While U.S. oil imports have been falling over the last few years, tanker companies such as Frontline Ltd. (FRO) and Nordic American Tanker Ltd. (NAT) could benefit from a brighter outlook on U.S. oil imports in 2014. U.S. oil production is definitely surging, but refining capacity could be hitting a wall.
The LLS and Brent price differential
Louisiana Light Sweet crude (or LLS) is a coastal-based benchmark that has tracked closely with imported crude price—the international benchmark, Brent crude. Until recently, LLS has traded mostly at a premium because U.S. crude is of slightly higher quality than Brent or the international average and it’s closer to domestic refiners.
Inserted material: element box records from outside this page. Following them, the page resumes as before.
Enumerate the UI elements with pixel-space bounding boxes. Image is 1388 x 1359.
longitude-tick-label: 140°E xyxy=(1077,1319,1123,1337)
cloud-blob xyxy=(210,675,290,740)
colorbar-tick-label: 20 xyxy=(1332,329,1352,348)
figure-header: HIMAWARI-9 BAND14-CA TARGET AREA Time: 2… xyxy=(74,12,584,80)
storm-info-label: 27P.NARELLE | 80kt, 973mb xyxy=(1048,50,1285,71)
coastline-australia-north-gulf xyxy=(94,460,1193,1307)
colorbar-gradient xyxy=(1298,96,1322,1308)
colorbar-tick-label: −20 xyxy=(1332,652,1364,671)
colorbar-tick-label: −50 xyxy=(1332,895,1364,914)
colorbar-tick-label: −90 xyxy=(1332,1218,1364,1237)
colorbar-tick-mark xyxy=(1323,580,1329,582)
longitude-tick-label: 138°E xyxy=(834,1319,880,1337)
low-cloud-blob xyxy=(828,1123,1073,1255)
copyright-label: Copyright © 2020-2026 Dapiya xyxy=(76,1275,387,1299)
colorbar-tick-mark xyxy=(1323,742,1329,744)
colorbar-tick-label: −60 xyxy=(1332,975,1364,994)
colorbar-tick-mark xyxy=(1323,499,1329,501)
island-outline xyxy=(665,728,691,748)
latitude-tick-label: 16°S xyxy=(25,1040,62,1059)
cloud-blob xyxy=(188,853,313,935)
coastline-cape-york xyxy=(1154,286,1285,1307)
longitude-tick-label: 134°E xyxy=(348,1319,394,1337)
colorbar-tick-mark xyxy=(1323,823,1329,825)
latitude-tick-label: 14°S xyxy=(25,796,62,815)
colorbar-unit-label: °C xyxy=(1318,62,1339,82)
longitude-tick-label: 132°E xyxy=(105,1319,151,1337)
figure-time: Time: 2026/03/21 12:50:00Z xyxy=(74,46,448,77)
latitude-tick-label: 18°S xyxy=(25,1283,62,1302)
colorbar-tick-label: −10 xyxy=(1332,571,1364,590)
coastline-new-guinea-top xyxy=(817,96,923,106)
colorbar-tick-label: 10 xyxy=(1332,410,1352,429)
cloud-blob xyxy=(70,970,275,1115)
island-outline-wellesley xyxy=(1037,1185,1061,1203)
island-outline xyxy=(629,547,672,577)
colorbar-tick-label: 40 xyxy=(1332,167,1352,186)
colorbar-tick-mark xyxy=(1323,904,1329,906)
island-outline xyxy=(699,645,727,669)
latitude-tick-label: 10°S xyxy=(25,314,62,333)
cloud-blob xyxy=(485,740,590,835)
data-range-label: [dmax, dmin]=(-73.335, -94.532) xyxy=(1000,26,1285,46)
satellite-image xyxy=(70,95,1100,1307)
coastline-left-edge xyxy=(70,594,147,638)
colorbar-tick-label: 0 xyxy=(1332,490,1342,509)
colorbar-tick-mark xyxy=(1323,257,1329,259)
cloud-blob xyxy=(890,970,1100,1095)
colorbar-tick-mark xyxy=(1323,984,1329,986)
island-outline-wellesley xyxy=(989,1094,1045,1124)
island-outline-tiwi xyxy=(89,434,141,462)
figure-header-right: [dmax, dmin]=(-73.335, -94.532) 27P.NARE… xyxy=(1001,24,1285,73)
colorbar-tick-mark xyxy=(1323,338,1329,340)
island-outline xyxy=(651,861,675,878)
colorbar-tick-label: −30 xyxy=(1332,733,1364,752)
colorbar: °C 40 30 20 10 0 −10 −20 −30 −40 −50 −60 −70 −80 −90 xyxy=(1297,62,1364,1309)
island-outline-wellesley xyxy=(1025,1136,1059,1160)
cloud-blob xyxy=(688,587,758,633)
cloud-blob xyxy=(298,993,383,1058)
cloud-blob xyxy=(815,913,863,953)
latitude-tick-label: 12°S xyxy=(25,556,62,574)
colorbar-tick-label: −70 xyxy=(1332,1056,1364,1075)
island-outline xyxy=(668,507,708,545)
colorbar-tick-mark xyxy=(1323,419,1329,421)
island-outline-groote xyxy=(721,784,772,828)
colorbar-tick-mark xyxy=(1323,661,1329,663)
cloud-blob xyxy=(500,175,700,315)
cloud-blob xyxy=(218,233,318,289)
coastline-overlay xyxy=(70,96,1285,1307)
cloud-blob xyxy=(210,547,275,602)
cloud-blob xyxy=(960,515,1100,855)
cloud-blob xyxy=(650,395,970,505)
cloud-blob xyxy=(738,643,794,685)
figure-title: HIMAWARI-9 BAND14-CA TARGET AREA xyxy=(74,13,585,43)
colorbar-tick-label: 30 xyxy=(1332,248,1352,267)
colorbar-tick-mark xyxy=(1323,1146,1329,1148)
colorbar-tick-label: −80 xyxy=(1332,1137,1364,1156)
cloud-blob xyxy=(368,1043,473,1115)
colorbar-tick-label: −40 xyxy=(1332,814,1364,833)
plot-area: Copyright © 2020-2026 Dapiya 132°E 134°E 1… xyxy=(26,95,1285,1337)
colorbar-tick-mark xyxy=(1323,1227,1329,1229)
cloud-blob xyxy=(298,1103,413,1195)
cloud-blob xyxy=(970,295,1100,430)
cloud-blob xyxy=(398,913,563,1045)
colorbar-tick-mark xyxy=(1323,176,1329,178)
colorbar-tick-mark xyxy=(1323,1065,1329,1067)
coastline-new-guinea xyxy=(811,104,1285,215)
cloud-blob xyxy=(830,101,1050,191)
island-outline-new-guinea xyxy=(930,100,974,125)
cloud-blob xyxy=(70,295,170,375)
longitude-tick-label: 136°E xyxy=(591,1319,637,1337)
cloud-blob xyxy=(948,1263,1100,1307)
LLS is trading at a discount to Brent
But this relationship started to collapse in August, when LLS started to trade lower than Brent. This change reflects a buildup of supply at the U.S. coast and suggests refiners can’t take as much supply as they want. If this were driven by a temporary shutdown of a major refiners of high-quality domestic oil, the discount of LLS price to Brent would likely narrow to zero over time. On January 17, the spread stood at $4.47 a barrel. While it has narrowed further despite narrowing from $15.83 per barrel in October and our last reported $7.70 per barrel for December 23, the consistent discount suggests that U.S. refineries may have hit capacity to refine U.S. domestic oil.
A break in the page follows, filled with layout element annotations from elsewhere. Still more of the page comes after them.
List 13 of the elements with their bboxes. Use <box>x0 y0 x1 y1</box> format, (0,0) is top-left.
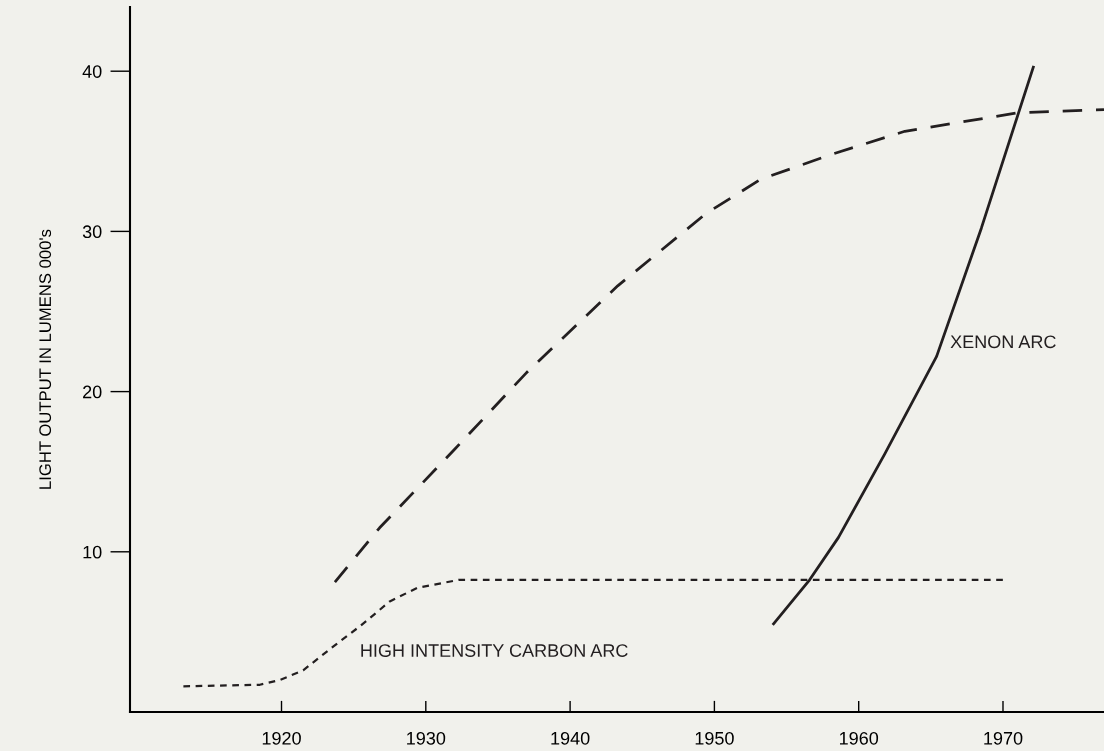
x-tick-label: 1930 <box>407 731 446 745</box>
y-tick-label: 40 <box>82 65 102 78</box>
y-tick-label: 30 <box>82 225 102 239</box>
x-tick-label: 1940 <box>551 731 590 745</box>
y-axis-title: LIGHT OUTPUT IN LUMENS 000's <box>39 229 52 489</box>
x-tick-label: 1950 <box>695 731 734 745</box>
x-tick-label: 1920 <box>262 731 301 745</box>
annotation: HIGH INTENSITY CARBON ARC <box>361 644 628 657</box>
annotation: XENON ARC <box>950 335 1056 349</box>
x-tick-label: 1960 <box>839 731 879 745</box>
y-tick-label: 10 <box>83 545 102 559</box>
y-tick-label: 20 <box>83 385 102 399</box>
x-tick-label: 1970 <box>984 731 1023 745</box>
Citigroup’s head of commodities research, Ed Morse, recently noted that the current volatility seen in the Brent-to-WTI and Brent-to-LLS crude oil spreads is a sign that U.S. refining capacity for light sweet crude is being reached. Although he noted there’s growing investment in capacity to refine further light sweet crude of approximately 700,000 barrels a day, that could take time.
On January 21, 2014, the IEA (International Energy Agency) also cautioned that U.S. oil output growth could hit a wall because of insufficient infrastructure capacity to take oil away and refine it.